Когда я думаю теперь о том, как подруга моя по нашем возвращении из Бальбека поселилась в Париже под одной кровлей со мной, как она отказалась от мысли совершить поездку по морю, как занимала комнату в двадцати шагах от моей, в конце коридора, в ковровом кабинете моего отца, и как каждый вечер, в поздний час, прощаясь со мной, вкладывала мне в рот язык, словно хлеб насущный, словно живительную пищу, обладающую почти священными качествами каждой плоти, которую страдания, перенесенные нами из-за нее, в заключение наделяют своего рода духовной сладостью, – то с этим прежде всего напрашивается на сравнение не та ночь, которую разрешил мне провести в казарме князь Бородинский в знак своей особенной милости, облегчившей в общем лишь весьма мимолетное мое недомогание, но та, когда мой отец велел маме лечь спать в кроватке рядом со мной. Так жизнь, если ей лишний раз суждено избавить нас от страдания, с виду неизбежного, совершает это избавление в различных условиях, иногда настолько противоположных, что кажется почти святотатством констатировать тожество дарованной благодати!

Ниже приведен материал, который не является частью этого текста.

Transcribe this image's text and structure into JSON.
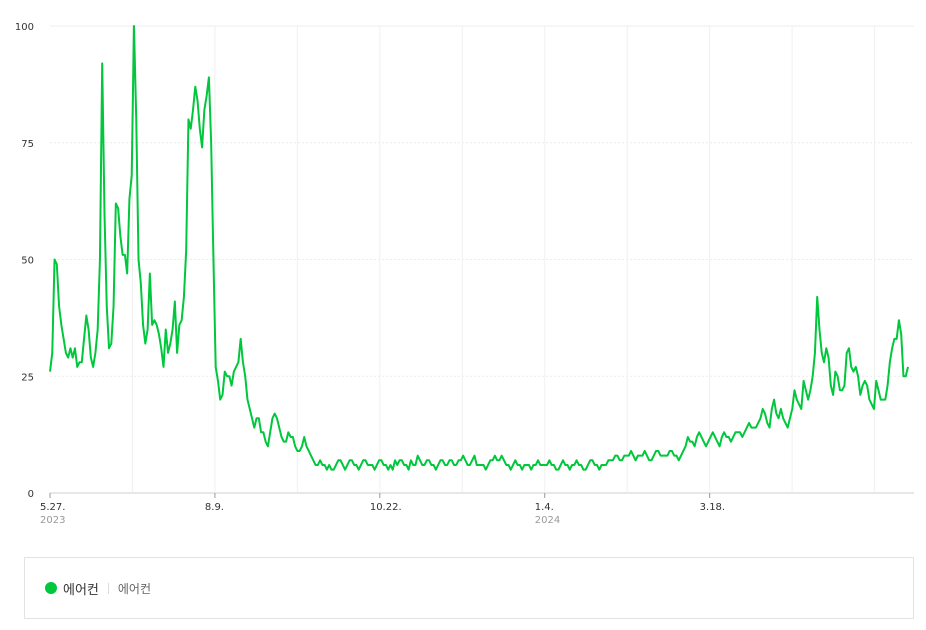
{
  "chart_data": {
    "type": "line",
    "x_axis_type": "weekly dates",
    "start_date": "2023-05-27",
    "end_date": "2024-06-15",
    "xticks": [
      {
        "label": "5.27.",
        "year": "2023",
        "date": "2023-05-27"
      },
      {
        "label": "8.9.",
        "year": "",
        "date": "2023-08-09"
      },
      {
        "label": "10.22.",
        "year": "",
        "date": "2023-10-22"
      },
      {
        "label": "1.4.",
        "year": "2024",
        "date": "2024-01-04"
      },
      {
        "label": "3.18.",
        "year": "",
        "date": "2024-03-18"
      }
    ],
    "yticks": [
      0,
      25,
      50,
      75,
      100
    ],
    "ylim": [
      0,
      100
    ],
    "grid": true,
    "legend_placement": "bottom",
    "series": [
      {
        "name": "에어컨",
        "color": "#00c73c",
        "values": [
          26,
          30,
          50,
          49,
          40,
          36,
          33,
          30,
          29,
          31,
          29,
          31,
          27,
          28,
          28,
          33,
          38,
          35,
          29,
          27,
          30,
          35,
          50,
          92,
          60,
          40,
          31,
          32,
          40,
          62,
          61,
          55,
          51,
          51,
          47,
          63,
          68,
          100,
          80,
          50,
          45,
          36,
          32,
          35,
          47,
          36,
          37,
          36,
          34,
          31,
          27,
          35,
          30,
          32,
          35,
          41,
          30,
          36,
          37,
          42,
          52,
          80,
          78,
          82,
          87,
          84,
          78,
          74,
          82,
          85,
          89,
          75,
          50,
          27,
          24,
          20,
          21,
          26,
          25,
          25,
          23,
          26,
          27,
          28,
          33,
          28,
          25,
          20,
          18,
          16,
          14,
          16,
          16,
          13,
          13,
          11,
          10,
          13,
          16,
          17,
          16,
          14,
          12,
          11,
          11,
          13,
          12,
          12,
          10,
          9,
          9,
          10,
          12,
          10,
          9,
          8,
          7,
          6,
          6,
          7,
          6,
          6,
          5,
          6,
          5,
          5,
          6,
          7,
          7,
          6,
          5,
          6,
          7,
          7,
          6,
          6,
          5,
          6,
          7,
          7,
          6,
          6,
          6,
          5,
          6,
          7,
          7,
          6,
          6,
          5,
          6,
          5,
          7,
          6,
          7,
          7,
          6,
          6,
          5,
          7,
          6,
          6,
          8,
          7,
          6,
          6,
          7,
          7,
          6,
          6,
          5,
          6,
          7,
          7,
          6,
          6,
          7,
          7,
          6,
          6,
          7,
          7,
          8,
          7,
          6,
          6,
          7,
          8,
          6,
          6,
          6,
          6,
          5,
          6,
          7,
          7,
          8,
          7,
          7,
          8,
          7,
          6,
          6,
          5,
          6,
          7,
          6,
          6,
          5,
          6,
          6,
          6,
          5,
          6,
          6,
          7,
          6,
          6,
          6,
          6,
          7,
          6,
          6,
          5,
          5,
          6,
          7,
          6,
          6,
          5,
          6,
          6,
          7,
          6,
          6,
          5,
          5,
          6,
          7,
          7,
          6,
          6,
          5,
          6,
          6,
          6,
          7,
          7,
          7,
          8,
          8,
          7,
          7,
          8,
          8,
          8,
          9,
          8,
          7,
          8,
          8,
          8,
          9,
          8,
          7,
          7,
          8,
          9,
          9,
          8,
          8,
          8,
          8,
          9,
          9,
          8,
          8,
          7,
          8,
          9,
          10,
          12,
          11,
          11,
          10,
          12,
          13,
          12,
          11,
          10,
          11,
          12,
          13,
          12,
          11,
          10,
          12,
          13,
          12,
          12,
          11,
          12,
          13,
          13,
          13,
          12,
          13,
          14,
          15,
          14,
          14,
          14,
          15,
          16,
          18,
          17,
          15,
          14,
          18,
          20,
          17,
          16,
          18,
          16,
          15,
          14,
          16,
          18,
          22,
          20,
          19,
          18,
          24,
          22,
          20,
          22,
          25,
          30,
          42,
          35,
          30,
          28,
          31,
          29,
          23,
          21,
          26,
          25,
          22,
          22,
          23,
          30,
          31,
          27,
          26,
          27,
          25,
          21,
          23,
          24,
          23,
          20,
          19,
          18,
          24,
          22,
          20,
          20,
          20,
          23,
          28,
          31,
          33,
          33,
          37,
          34,
          25,
          25,
          27
        ]
      }
    ]
  },
  "legend": {
    "series_name": "에어컨",
    "keywords": "에어컨",
    "color": "#00c73c"
  }
}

Когда Альбертина узнавала от Франсуазы, что в темноте моей комнаты со спущенными еще занавесками я не сплю, она без стеснения плескалась и возилась, умываясь в своей туалетной. В таких случаях я часто, не дожидаясь более позднего часа, шел в смежную с этой туалетной ванную, вид которой был так приятен. В прежние времена директора театров тратили сотни тысяч франков на украшение настоящими изумрудами трона в пьесе, где дива играла роль императрицы. Русские балеты открыли нам, что простая игра разноцветных лучей, направленных куда следует, расточает драгоценности столь же пышные и более разнообразные. Эти невещественные декорации не являются, однако, столь привлекательными, как декорация, которой солнце в восемь часов утра заменяет ту обстановку, что мы привыкли там видеть, вставая с постели только в полдень. Чтобы нельзя было заглядывать к нам со двора, окна обеих наших умывальных были не гладкие, но изборожденные искусственным старомодным инеем. Солнце вдруг желтило этот стеклянный муслин, золотило его и, тихонько пробуждая во мне прежнего юношу, давно уже усыпленного привычкой, пьянило меня воспоминаниями, создавая иллюзию, будто я нахожусь на лоне природы перед золотистой листвой, в которой распевает даже пташка. Ибо я слышал, как Альбертина без устали насвистывала:
Горести наши шалуньи,Глупец, кто послушает их.Я слишком любил Альбертину, чтобы весело не улыбнуться при этом проявлении ее дурного музыкального вкуса. Песенка эта прошлым летом приводила и восторг г-жу Бонтан; когда же она узнала вскоре, что попалась впросак, то стала просить Альбертину, если у нее собирались гости, спеть о том, как ручьи:
от горя помутились,Разлуки песнь журча;в свою очередь и эта ария обратилась в «затасканный мотив Массне, которым моя девочка прожужжала всем уши».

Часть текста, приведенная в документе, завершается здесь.